I start with this one, from SN #552:
TERABYTE IMAGE FOR WINDOWS AND LINUX

It's one of my favorite tools ever !
It is a bootable thumbdrive (or CD) which allows to create "images" of a whole hard disk or a single partition to be kept as backup, even incremental.
The images, compressed and/or encrypted, can be stored on another hard drive, USB thumbdrive, Cloud or even DVDs.
Eventually, an image can be restored to the same disk, or to a disk with different capacity (smaller or larger). The tool will take into account the shrinking of the partitions, and the partition will remain bootable after the restore (both Windows and Linux).

It's my default tool before attempting some dangerous operation on my data, or when I switch to a larger hard disk.
Thank you Steve for having recommended this tool !


Enrico
 

PHolder

Well-known member
Sep 16, 2020
1,027
2
456
Ontario, Canada
TERABYTE IMAGE
I keep thinking I should buy this, as it sounds really cool, but then I realize I personally have never had an occasion where I wished I had it at hand. I just don't store data on a PC, so the risk of having to rebuild the image of it doesn't scare me much. I store my data on a NAS in the network. Still, it sounds like an amazing utility to have around.

Here's the link for their site: https://www.terabyteunlimited.com/
 

Shack01

New member
Oct 5, 2020
1
0
Well then! :oops: :cool:
I have to say, I'm kind of surprised (and delighted!) to see that Steve approves of my choice of router hardware!
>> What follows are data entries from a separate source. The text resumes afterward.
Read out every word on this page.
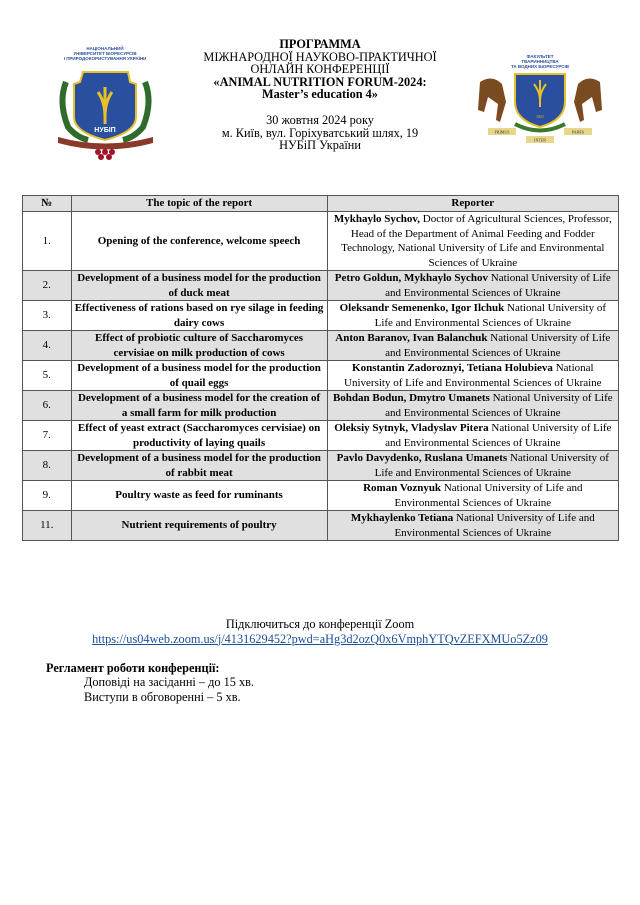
НАЦІОНАЛЬНИЙ
УНІВЕРСИТЕТ БІОРЕСУРСІВ
І ПРИРОДОКОРИСТУВАННЯ УКРАЇНИ
НУБІП
ПРОГРАММА
МІЖНАРОДНОЇ НАУКОВО-ПРАКТИЧНОЇ
ОНЛАЙН КОНФЕРЕНЦІЇ
«ANIMAL NUTRITION FORUM-2024:
Master’s education 4»
30 жовтня 2024 року
м. Київ, вул. Горіхуватський шлях, 19
НУБіП України
ФАКУЛЬТЕТ
ТВАРИННИЦТВА
ТА ВОДНИХ БІОРЕСУРСІВ
1921
PRIMUS
INTER
PARES
№	The topic of the report	Reporter
1.	Opening of the conference, welcome speech	Mykhaylo Sychov, Doctor of Agricultural Sciences, Professor, Head of the Department of Animal Feeding and Fodder Technology, National University of Life and Environmental Sciences of Ukraine
2.	Development of a business model for the production of duck meat	Petro Goldun, Mykhaylo Sychov National University of Life and Environmental Sciences of Ukraine
3.	Effectiveness of rations based on rye silage in feeding dairy cows	Oleksandr Semenenko, Igor Ilchuk National University of Life and Environmental Sciences of Ukraine
4.	Effect of probiotic culture of Saccharomyces cervisiae on milk production of cows	Anton Baranov, Ivan Balanchuk National University of Life and Environmental Sciences of Ukraine
5.	Development of a business model for the production of quail eggs	Konstantin Zadoroznyi, Tetiana Holubieva National University of Life and Environmental Sciences of Ukraine
6.	Development of a business model for the creation of a small farm for milk production	Bohdan Bodun, Dmytro Umanets National University of Life and Environmental Sciences of Ukraine
7.	Effect of yeast extract (Saccharomyces cervisiae) on productivity of laying quails	Oleksiy Sytnyk, Vladyslav Pitera National University of Life and Environmental Sciences of Ukraine
8.	Development of a business model for the production of rabbit meat	Pavlo Davydenko, Ruslana Umanets National University of Life and Environmental Sciences of Ukraine
9.	Poultry waste as feed for ruminants	Roman Voznyuk National University of Life and Environmental Sciences of Ukraine
11.	Nutrient requirements of poultry	Mykhaylenko Tetiana National University of Life and Environmental Sciences of Ukraine
Підключиться до конференції Zoom
https://us04web.zoom.us/j/4131629452?pwd=aHg3d2ozQ0x6VmphYTQvZEFXMUo5Zz09
Регламент роботи конференції:
Доповіді на засіданні – до 15 хв.
Виступи в обговоренні – 5 хв.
I don't work in IT, I'm just a truck driver. However, I've been monkeying around with computers since the early 1980's, and I believe that they are a tool to make MY life easier. The first PC I bought was an Apple IIe - if you wanted to do anything serious with it, you either needed to have a LOT of money, or you needed to write your own programs. So I learned Applesoft BASIC. I also dabbled in 65C02 machine language. Later, I moved over to IBM based 80x86 PC's. I even taught myself Visual Basic and wrote a program, in VB4, to track my trucking business. In my mind, WinXP was the last, best, OS that Microsoft produced... When WinXP hit its expiration date, I moved over to Linux. Knowing that WinXP was about to be sunsetted, I had been dabbling with Gentoo Linux and, when WinXP expired, it was an easy transition.

When, in my local community, Cable Internet was offered I jumped on it! I could get 4x the speed, for the same price as my DSL connection! However, I decided to buy my own cable modem and router...as opposed to renting those items from my ISP. Linkysys hardware was my choice. Then I stumbled over 'aftermarket' (Tomato and DD-WRT) firmware and I was hooked!

A couple of years ago, I stumbled across the SECURITY NOW podcast. Periodically, Steve would mention pfSense, as his router/firewall of choice. After doing some research, I was like YES! I have an old Pentium machine that can run pfSense! Then, I discovered that the x86_32 version of pfSense was being deprecated. :confused:
But, OPNSense (a fork of pfSense) was still available..for a couple more months. :censored:
I started looking around for a (CHEAP) dedicated box to run opnSense and found Protectli...an FW4A model.
It's been up and running for about a year. :)
 

Topographic0cean

New member
Oct 8, 2020
4
2
sync.com looks good but does not have Linux support which means it is not for me. I wrote to them a few months ago, but they stated they have no plans at this time to work on one. I will stick to Dropbox for now using Veracrypt to make sure important files are encrypted end to end.